A MODO DE PROPUESTA…
En los apartados anteriores he ido desgranando algunas pinceladas de lo que personalmente considero útil y eficaz de cara a la mejora del clima escolar; me he centrado sobre todo en el aula (microcontexto), con alguna referencia hacia el macrocontexto (entorno social). Añado aquí algún apunte más sobre éste, en referencia a la administración educativa, y enfoco otra serie de propuestas hacia el mesocontexto (el Centro en sí), que no se mencionó más arriba:

− La incidencia y determinación del clima escolar han de estar previstas y recogidas en el P.E.C, dentro del ámbito humano y de convivencia (qué pretendemos).

− Comunicación e intercambio de experiencias, potenciación de las técnicas de trabajo en equipo cooperativo por parte del profesorado.
− Desterrar el Individualismo profesional como fórmula de trabajo cotidiano, salir
del feudo del aula, implicarse en la vida del centro.

− Labor tutorial, tomar la iniciativa para buscar la implicación de los padres en los casos de alumnos más preocupantes si la familia no se acerca al colegio o muestra desidia.

− Seguir líneas de acción tutorial que atiendan a los aspectos procedimentales y actitudinales, valores y normas del currículo, a las áreas transversales, etc. que a veces quedan relegados a un segundo plano.

− Promover innovaciones, prácticas, nuevas líneas de investigación, que ayuden a mejorar la eficacia del proceso de formación de los alumnos y contibuyan a una mejora de las interacciones personales en particular y del clima escolar en general,

− Poner en práctica el principio de la interdisciplinariedad. En el ejemplo que mencionábamos más arriba sobre juegos de patio, la colaboración tutores−especialistas de Educación Física puede ser muy rica, por ejemplo.

Y un par de alfileres para la adiministración educativa:
− Promover e incentivar la formación permanente del profesorado, con actividades de reciclaje y perfeccionamiento de interés, aplicables a la práctica, y no como mero relleno de calendarios en los cprs.

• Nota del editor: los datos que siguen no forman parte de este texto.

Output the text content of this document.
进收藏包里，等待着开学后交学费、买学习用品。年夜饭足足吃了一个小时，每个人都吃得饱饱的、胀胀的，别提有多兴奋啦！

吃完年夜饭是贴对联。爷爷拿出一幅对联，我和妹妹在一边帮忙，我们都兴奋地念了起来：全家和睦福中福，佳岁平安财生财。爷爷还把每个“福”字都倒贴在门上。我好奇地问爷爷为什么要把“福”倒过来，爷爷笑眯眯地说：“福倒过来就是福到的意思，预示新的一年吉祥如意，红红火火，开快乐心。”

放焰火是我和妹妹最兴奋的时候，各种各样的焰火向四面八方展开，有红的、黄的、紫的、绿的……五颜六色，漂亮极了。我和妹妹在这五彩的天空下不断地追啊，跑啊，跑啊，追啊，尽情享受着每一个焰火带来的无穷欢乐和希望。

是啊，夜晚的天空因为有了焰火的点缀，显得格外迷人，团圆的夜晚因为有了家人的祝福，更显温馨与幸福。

− Evitar que las escuelas públicas se conviertan en guetos, pues es en ellas donde se concentran un alto porcentaje de inmigrantes pobres, de alumnos derivados o etiquetados como problemáticos, y todo tipo de excluidos sociales, muchos de ellos rechazados por centros privados subvencionados en circunstancias poco acordes con la normativa vigente.

* * *
Para concluir, me tomo la libertad de recoger, en clave de humor, algunas recomendaciones para mejorar el clima escolar, que suelo llevar a la práctica en mi quehacer docente, y que ayudan eficazmente a este fin:

− Llegar con tiempo de sobra al colegio, para que la adrenalina por los atascos de tráfico halla regresado a su nivel habitual y no se dispare nada más entrar en clase.

− Tomarse un Almax para que la úlcera de estómago no nos haga pensar, como a Juan de Mairena, que sólo hubo en la Historia un gran pedagogo: Herodes.

− Y… ¿por qué no?… Reprimir la inclinación tutorial hacia Juan porque su madre/padre están de buen ver. Las madres/padres de Pedro, Alicia, Rosa, Javier,… están, mejor aún, de buen conocer.